Misleadingly atrocious, flawed on sound legal counts, and utterly supine at best, these are the worst suggestion from some intellectuals of India. The timing of this particularly devoid of any other interpretation, the howsoever liberal extension we may allow it, keeping in view the prevailing situation. Had it been in a league of Orwellian satire, or even maybe, in sync with ‘pun is bad…poetry verse’ league, it might have passed as okay, but in all practicality, suggestions like this can only unmistakably go in the tradition of, ‘taali, thaali’ counsel.
This is what may be termed as a purely academic way of pitching in for the idea of a Hindu Rashtra masquerading as a humble suggestion amidst successive secular defeat. When even the last bastion of hope seems to have fallen, this might have been the logical outcome waiting to happen – post even legal rationalization.
Or maybe, in the haste of taking lead, sometimes academic/intellectuals unwittingly fall into mysterious alleys and uncharted waters which instead propels them into the very deep morass, they actually intended to fight against.

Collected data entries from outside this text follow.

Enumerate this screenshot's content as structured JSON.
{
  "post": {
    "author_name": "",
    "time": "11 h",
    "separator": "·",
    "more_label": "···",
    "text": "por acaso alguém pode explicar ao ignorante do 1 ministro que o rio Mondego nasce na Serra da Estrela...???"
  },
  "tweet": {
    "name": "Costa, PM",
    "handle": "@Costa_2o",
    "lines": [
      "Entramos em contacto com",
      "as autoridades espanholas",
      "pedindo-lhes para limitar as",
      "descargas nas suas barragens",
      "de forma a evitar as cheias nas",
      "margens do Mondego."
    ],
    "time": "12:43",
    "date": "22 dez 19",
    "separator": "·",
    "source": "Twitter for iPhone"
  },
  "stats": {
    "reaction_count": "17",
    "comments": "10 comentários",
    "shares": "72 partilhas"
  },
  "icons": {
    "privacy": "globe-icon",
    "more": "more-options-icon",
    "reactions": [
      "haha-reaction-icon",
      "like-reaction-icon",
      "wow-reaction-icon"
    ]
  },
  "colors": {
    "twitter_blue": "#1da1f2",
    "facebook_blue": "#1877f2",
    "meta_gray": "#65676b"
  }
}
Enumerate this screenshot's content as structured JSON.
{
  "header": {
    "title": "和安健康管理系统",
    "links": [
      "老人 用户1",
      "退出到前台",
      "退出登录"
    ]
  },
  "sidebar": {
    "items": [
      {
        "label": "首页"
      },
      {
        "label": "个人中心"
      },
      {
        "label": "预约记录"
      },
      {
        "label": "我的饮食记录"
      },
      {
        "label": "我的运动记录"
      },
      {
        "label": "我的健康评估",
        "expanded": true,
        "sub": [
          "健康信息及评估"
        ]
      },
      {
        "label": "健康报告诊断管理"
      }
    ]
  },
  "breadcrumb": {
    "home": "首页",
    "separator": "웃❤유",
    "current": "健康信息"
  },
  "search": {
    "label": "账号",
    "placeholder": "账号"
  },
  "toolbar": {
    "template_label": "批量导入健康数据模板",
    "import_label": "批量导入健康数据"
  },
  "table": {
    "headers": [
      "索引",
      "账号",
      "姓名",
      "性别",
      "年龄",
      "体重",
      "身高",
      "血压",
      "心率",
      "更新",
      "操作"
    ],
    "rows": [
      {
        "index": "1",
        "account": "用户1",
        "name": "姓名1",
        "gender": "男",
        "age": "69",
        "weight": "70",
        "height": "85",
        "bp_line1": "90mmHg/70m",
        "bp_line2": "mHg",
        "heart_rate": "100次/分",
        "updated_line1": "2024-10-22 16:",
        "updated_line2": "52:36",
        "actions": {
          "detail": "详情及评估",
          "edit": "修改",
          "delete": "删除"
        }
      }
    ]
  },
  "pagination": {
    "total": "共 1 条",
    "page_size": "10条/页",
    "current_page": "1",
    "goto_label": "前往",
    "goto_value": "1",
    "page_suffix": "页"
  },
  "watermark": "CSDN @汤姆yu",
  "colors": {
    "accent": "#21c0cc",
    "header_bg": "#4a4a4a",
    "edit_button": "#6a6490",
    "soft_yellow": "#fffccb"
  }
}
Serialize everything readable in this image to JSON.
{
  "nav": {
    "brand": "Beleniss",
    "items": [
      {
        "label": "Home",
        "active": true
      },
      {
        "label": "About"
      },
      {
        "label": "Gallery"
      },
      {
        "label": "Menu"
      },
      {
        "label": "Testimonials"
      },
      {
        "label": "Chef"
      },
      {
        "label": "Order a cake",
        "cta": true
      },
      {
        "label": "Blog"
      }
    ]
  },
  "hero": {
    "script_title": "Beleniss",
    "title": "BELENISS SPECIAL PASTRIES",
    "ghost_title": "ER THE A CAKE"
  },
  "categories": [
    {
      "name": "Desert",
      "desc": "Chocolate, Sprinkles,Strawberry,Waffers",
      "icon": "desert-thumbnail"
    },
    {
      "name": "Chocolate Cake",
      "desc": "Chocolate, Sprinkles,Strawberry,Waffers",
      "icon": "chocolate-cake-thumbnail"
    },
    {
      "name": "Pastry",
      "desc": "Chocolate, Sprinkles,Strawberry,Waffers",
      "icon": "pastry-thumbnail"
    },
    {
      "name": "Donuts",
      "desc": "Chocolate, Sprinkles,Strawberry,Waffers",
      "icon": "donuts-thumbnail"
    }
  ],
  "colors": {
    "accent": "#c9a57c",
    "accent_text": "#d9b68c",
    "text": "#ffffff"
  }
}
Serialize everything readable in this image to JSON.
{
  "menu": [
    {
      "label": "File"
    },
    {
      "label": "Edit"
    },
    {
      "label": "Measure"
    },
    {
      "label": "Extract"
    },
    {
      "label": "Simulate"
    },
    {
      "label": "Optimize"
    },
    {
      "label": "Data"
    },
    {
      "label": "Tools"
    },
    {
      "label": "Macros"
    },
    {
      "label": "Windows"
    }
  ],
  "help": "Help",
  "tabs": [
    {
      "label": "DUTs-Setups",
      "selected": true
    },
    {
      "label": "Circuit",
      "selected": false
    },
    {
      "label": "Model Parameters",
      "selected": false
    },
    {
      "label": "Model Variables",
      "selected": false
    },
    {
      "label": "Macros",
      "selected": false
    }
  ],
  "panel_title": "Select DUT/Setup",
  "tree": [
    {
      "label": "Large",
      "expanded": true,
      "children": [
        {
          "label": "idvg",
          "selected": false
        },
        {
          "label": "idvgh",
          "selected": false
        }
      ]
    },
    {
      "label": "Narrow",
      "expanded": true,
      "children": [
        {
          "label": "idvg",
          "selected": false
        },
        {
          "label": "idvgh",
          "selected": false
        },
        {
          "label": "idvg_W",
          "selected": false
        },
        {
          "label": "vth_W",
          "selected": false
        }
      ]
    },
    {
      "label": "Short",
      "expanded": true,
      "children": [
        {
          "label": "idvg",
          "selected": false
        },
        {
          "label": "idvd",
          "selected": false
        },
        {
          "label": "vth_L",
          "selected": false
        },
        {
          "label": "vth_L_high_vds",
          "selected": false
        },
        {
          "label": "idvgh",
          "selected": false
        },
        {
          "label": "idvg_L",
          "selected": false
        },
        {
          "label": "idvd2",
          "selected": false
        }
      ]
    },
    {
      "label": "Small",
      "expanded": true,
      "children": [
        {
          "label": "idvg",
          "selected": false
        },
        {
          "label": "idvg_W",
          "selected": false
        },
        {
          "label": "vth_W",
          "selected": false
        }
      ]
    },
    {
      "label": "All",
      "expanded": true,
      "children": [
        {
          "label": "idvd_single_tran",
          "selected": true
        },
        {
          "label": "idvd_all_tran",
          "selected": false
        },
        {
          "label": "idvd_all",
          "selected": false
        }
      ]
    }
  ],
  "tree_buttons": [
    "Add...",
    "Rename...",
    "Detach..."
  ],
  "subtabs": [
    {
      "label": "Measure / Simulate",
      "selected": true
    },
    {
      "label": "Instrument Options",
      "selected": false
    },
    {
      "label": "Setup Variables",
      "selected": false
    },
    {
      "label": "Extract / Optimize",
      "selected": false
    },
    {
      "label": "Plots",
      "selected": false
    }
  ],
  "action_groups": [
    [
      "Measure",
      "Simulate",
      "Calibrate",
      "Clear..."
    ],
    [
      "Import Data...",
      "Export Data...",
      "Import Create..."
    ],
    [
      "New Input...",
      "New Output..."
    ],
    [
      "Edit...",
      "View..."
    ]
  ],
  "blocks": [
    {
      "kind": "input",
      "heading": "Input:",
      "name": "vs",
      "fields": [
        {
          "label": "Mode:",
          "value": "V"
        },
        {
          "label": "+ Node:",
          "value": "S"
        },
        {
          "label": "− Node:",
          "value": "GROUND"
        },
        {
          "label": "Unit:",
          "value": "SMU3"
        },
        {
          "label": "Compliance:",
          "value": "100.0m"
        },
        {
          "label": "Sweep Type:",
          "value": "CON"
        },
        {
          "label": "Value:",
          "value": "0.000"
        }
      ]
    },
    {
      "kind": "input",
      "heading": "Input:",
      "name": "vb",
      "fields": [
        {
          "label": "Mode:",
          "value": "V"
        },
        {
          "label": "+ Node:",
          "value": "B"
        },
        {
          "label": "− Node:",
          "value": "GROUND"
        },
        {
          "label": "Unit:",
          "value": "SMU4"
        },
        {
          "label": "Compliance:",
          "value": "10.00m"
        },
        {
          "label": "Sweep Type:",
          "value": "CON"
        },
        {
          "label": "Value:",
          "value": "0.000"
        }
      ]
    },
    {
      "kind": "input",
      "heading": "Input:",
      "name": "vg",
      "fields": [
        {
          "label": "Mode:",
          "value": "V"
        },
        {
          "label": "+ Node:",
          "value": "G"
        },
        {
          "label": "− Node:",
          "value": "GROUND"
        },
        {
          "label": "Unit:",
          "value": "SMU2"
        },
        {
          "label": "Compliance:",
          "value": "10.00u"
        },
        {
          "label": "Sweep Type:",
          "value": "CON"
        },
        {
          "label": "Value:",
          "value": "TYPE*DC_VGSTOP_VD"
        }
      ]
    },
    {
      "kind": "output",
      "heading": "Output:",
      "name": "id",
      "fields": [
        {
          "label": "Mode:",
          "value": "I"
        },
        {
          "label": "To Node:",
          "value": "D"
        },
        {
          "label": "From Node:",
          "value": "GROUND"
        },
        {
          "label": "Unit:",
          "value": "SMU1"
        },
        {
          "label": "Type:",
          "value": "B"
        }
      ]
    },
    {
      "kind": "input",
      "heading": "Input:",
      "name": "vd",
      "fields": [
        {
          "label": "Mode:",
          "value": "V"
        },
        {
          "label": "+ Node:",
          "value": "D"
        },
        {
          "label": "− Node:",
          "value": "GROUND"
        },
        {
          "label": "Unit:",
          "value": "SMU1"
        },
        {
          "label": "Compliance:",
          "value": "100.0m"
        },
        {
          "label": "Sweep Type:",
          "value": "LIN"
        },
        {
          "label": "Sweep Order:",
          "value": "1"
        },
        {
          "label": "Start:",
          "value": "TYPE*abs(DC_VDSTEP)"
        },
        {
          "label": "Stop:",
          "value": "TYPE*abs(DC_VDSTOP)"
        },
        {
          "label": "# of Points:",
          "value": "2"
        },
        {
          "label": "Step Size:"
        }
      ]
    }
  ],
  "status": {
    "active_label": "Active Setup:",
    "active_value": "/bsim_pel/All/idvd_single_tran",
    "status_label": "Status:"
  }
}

Amidst the corona scare, when we must strengthen our fighting-struggling spirit even from within, in terms of increasing immunity, giving up so easily on the hard-earned idea of India will be a bad omen on diversely multiple counts. immediately healthwise too. Therefore, it is urgently important and maybe even civilizational commanded duty to stop the contagion of the mind. At least play our part doing so. We are told about the Domino Effect and its severity. What is the surety, giving in on this idea of India won’t augur the same and begin yet another unstoppable downward spiral?
Why take away even the right of a respectable defeat? Though it will be too bad an example, given the tone and tonality of the suggestion, it will be befitting to cite the example of Pakistan. Even a country like Pakistan withstood Zia’s onslaught and there are many other such examples. We have to see and it will be remembered who stood firm in times of need. May I quote the seditious Faiz and a similar other:
Mukhtasir ye bataa sar-ba-kaf kaun tha
Jeet apni jagah, Haar apni jagah
(Tell me in brief, who was more prepared
Victory and Defeat do not matter much)
Jis dhaj se koi maqtal me gya, wo shaan salaamat rehti hai
Ye jaan to aani jaani hai, is jaan ki to koi baat nai
(What matters, in the final analysis, is the preparation with which one goes to the battlefield
this mortal being remains or not, is a different matter)
History will not forget that during such a testing time, when not just the powerful moat of the citadel meant to preserve justice, law, equality, etc, in the polity with all sorts of immunity and security available to preserve them were falling like a house of muds in rains and those who were expected to counsel the falling bastion to stay ground or at least delay the demise in the worst case, were themselves using their cogent reasoning and legal acumen to suggest ‘choosing between two evils’, the most deprived of India, the weakest of the weak of the country and those considered without their agency even – the grannies, grandmas, and young girls of India – were holding the ground firm and giving sacrifices to uphold constitutional values. Their strength and struggle revive the spirit of India. The women of India show that even if with the brute force of the electoral majority, the idea of the Hindu Rashtra is forcefully imposed, India and the Indians can never internalize it. In case of any eventuality, it will just be a matter of time that the idea of India of Gandhi, Tagore, and Kabir, of tolerance, diversity, inclusivity secularity, will again flourish. We must not lose hope!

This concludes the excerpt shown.